Während des Tages zerfraßen sie – außer in den Stunden, die sie mit Moth verbrachte – Zweifel und Selbstvorwürfe. Unversehens hatte sie sich auf etwas eingelassen, das möglicherweise richtig war, vielleicht aber auch ein kolossaler Fehler. Wie sollte sie sagen, was von beidem zutraf? Dabei machte es die Situation nicht gerade leichter, dass sie von Zeit zu Zeit, ohne äußeren Anlass, wie aus heiterem Himmel, eine große Wut erfasste und sie hilflos ein ums andere Mal durchlebte, was ihr bei dieser Collegeparty zugestoßen war. Jedes Mal versuchte sie in selbstquälerischer Pedanterie herauszufinden, in welchem Moment sie noch in der Lage gewesen wäre, das Ruder herumzuwerfen und die schrecklichen Folgen abzuwenden.

Manchmal drängte sich ihr der Gedanke auf: An jenem Abend bin ich gestorben.

 

Die Musik war viel zu laut. Ohrenbetäubend laut.

Stücke, die sie nicht kannte, Rap-Texte, die sie nicht verstand, über Zuhälter, Nutten und Knarren. Bässe, die einem bis ins Mark gingen, stampfende, hämmernde Rhythmen. Am liebsten hätte sie sich die Ohren zugehalten. Um sich Gehör zu verschaffen, musste sie dem anderen so laut ins Ohr brüllen, dass sie nach kurzer Zeit heiser war. In dem Studentenwohnheim herrschte ein solches Gedränge, dass man sich nur mühsam Schritt für Schritt bewegen konnte. Schon nach kurzer Zeit herrschte eine unerträgliche Hitze.

Schweiß, gelallte Worte, kreisende Gestalten, flackerndes Discolicht, rot glühende Lampen. Plastikbecher mit Bier oder Wein, die über den Köpfen weitergereicht wurden. Vor Zigaretten- und Marihuanarauch, in den sich die Körperausdünstungen mischten, bekam man kaum Luft. Gelegentliche Ruhe, brüllendes Gelächter und sogar vereinzelte schrille Schreie – ob Jubel oder Panik, war nicht auszumachen –, die sich für einen Moment gegen die gnadenlose Musik behaupteten. Dutzende Flaschen Schnaps machten die Runde und wurden wie Wasser heruntergekippt.

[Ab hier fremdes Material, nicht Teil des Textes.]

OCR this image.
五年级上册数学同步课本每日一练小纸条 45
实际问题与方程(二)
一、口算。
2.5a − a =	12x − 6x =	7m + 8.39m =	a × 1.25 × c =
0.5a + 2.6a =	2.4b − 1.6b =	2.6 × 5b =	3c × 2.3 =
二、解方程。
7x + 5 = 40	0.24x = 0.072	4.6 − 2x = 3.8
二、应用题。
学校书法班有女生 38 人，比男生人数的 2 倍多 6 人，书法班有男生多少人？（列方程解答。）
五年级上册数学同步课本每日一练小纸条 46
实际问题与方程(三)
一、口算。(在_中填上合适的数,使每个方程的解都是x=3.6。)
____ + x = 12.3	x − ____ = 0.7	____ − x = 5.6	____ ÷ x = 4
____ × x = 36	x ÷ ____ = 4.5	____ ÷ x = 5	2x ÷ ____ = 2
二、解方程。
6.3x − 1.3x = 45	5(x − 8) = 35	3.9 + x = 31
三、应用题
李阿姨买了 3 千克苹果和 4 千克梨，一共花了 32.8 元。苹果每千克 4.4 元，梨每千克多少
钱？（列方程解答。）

Auf der Suche nach dem Jungen, der sie eingeladen hatte, kämpfte sie sich zu einem kleineren Raum durch, um dem viel zu dichten Gedränge der Körper zu entkommen und tief durchzuatmen, während eine warnende Stimme ihr die ganze Zeit sagte: Nichts wie weg, ist nur eine Frage der Zeit, bis die Bullen kommen. Doch sie hatte nicht auf ihren eigenen Rat gehört. Auch in diesem Nebenzimmer herrschte drangvolle Enge, doch hier standen die Studenten an den Wänden, um in der Mitte eine kleine freie Fläche wie die Arena für einen Gladiatorenkampf frei zu lassen. Sie hatte den Hals gereckt, um zu sehen, was für ein Schauspiel alle so in Atem hielt, und im selben Moment ein wildes, ungezügeltes Stöhnen gehört, das wie bei einem Sportereignis in Hochrufen unterging.

In der Mitte saß ein muskulöser, vollständig nackter Junge auf einem Metallklappstuhl. Er hatte die Beine weit gespreizt. Sie erinnerte sich, dass er an einem Arm ein Tattoo trug – das allgegenwärtige Tribal-Armband, das bei Jungen beliebt war, denen jegliche Phantasie abging oder die so zugedröhnt waren, dass ihnen nichts Originelleres einfiel, wenn sie in ein Tätowierstudio stolperten. Einen Moment lang hatte sie auf dieses Tattoo gestarrt, bevor ihr Blick auf das erigierte Glied des Jungen fiel. Es war beachtlich, und er hielt es wie ein Schwert.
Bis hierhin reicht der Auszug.